Ağva – Şile 2012
Aylardan Şubat… 2012 yılının çetin geçen kışına inat, kısa bir haftasonu soluklanması için Ağva’yı gözümüze kestiriyoruz. Şanslıyız ki kar biz yoldayken etkili değil, hatta o haftasonu ortadan kayboluyor.
Ağva’ya gidiş için muhtelif yollar mevcut. Biz kendi arabamızla İstanbul-Şile üzerinden gidiyoruz. Şile’den Ağva’ya gitmek için bir kıyı yolu da var. Biz onu değil de, iç taraftan giden yolu tercih ediyoruz. Dönüşte ise diğer yolu kullanacağız.
Yol Ağva’ya yaklaştıkça biraz kötüleşiyor, virajlı dar bir yola dönüşüyor. Ama manzara muazzam. Şubat ayında olmamıza rağmen yeşilin tonlarıyla başbaşa bir yolculuk yapıyoruz. Dolayısıyla daha Ağva’ya giderken doğanın tadını çıkarmaya başlıyoruz.

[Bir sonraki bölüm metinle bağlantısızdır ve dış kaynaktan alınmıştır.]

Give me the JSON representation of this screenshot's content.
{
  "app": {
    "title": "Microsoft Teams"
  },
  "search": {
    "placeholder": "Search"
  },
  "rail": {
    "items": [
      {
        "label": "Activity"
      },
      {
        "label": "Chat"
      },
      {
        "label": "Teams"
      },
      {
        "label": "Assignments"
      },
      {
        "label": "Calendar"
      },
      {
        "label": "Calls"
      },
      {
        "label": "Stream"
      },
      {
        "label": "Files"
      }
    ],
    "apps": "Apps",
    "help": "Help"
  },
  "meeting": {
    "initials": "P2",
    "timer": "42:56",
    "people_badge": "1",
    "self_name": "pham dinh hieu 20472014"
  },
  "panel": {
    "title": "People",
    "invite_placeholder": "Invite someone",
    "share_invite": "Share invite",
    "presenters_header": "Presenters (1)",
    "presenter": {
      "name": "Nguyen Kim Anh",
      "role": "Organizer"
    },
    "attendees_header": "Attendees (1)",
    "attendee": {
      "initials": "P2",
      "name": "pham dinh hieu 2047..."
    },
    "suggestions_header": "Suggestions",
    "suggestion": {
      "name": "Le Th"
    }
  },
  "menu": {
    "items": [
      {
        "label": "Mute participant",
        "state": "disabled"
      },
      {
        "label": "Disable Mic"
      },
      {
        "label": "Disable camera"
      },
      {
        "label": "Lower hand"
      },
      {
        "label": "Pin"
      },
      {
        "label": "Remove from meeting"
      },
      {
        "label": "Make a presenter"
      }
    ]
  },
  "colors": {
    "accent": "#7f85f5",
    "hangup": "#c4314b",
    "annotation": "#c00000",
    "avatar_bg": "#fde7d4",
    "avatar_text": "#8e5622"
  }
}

Ağva’nın hemen dışında oteller başlıyor. Sahile paralel giden yol üzerinde de birçok otel mevcut. Ama asıl Ağva’nın içinden geçen dere kenarına konuçlanmış sağlı-sollu oteller ve restorantlar çok ilgi çekici. Bu otellerde dere kenarında oturup yiyip-içebilir, dinlenebilir, okuyabilir vb., kısacası bütün bir gününüzü geçirebilirsiniz. Ağva küçük, şirin bir kasaba. Kış ayında olmanın farkıyla sessizlik, dinginlik ve kendi halindelik de ekleniyor bunlara. Öyle ki kaldığımız otel sadece bize çalışıyor, eminim diğer oteller de durum çok farklı değil. Bu da daha samimi bir ortam bulmamızı sağlıyor.
Ağva’da derenin kıyısındaki mekanlarda tüm günü geçirmek mümkün. Bu mekanlar bahar ve yaz aylarında çok kalabalık ve canlı oluyordur diye tahmin ediyorum. Biz de bir süre bu mekanların birinde zaman geçiriyor ve derenin etrafındaki yollarda yürüyüşe başlıyoruz. Oradan sahil tarfına geçiyor ve biraz da sahil kıyısı ile iskelede yürüyüş yapıyoruz. Ağva yakınlarında genellikle taksi ile gidilen, ilginç mağaraların olduğunu öğreniyoruz ama biz gitmeyi tercih etmiyoruz. Ağva bir haftasonu dinlencesi için çok uygun bir yer. Kendimizi dinliyor, stres atıyoruz.
Yemek için iskelede küçük hatta salaş da sayılabilecek bir balık restorant keşfediyoruz. Burayı o kadar seviyoruz ki iki akşam yemeğini de burada yiyoruz. Gerçekten çok samimi bir ortam var, mezeler de balıklar da kusursuza yakın. (Adı sanırım liman restoranttı ama yanılıyor da olabilirim. Zaten yakınlarında başka restorant yok, bulmak sorun olmayacaktır.)
Ve dönüş… Dönüş için daha önce gözümüze kestirdiğimiz Ağva-Şile Sahil Yolu’na çıkıyoruz. Bu yol da diğer yol gibi çok iyi sayılmaz. Denizi yanımıza alıp, İstanbul’un halen şehirleşmemiş nadir köylerinin içinden geçerek Şile’ye varıyoruz.
Gezmek için çok vaktimiz yok Şile’de… Kısa bir tur yapıyoruz. Önce Deniz Feneri’ne çıkıyor, sonra iskelede kısa bir yürüyüş yapıyoruz. Şile’yi bir de yazın görmeye karar vererek Şile’den ayrılıyoruz.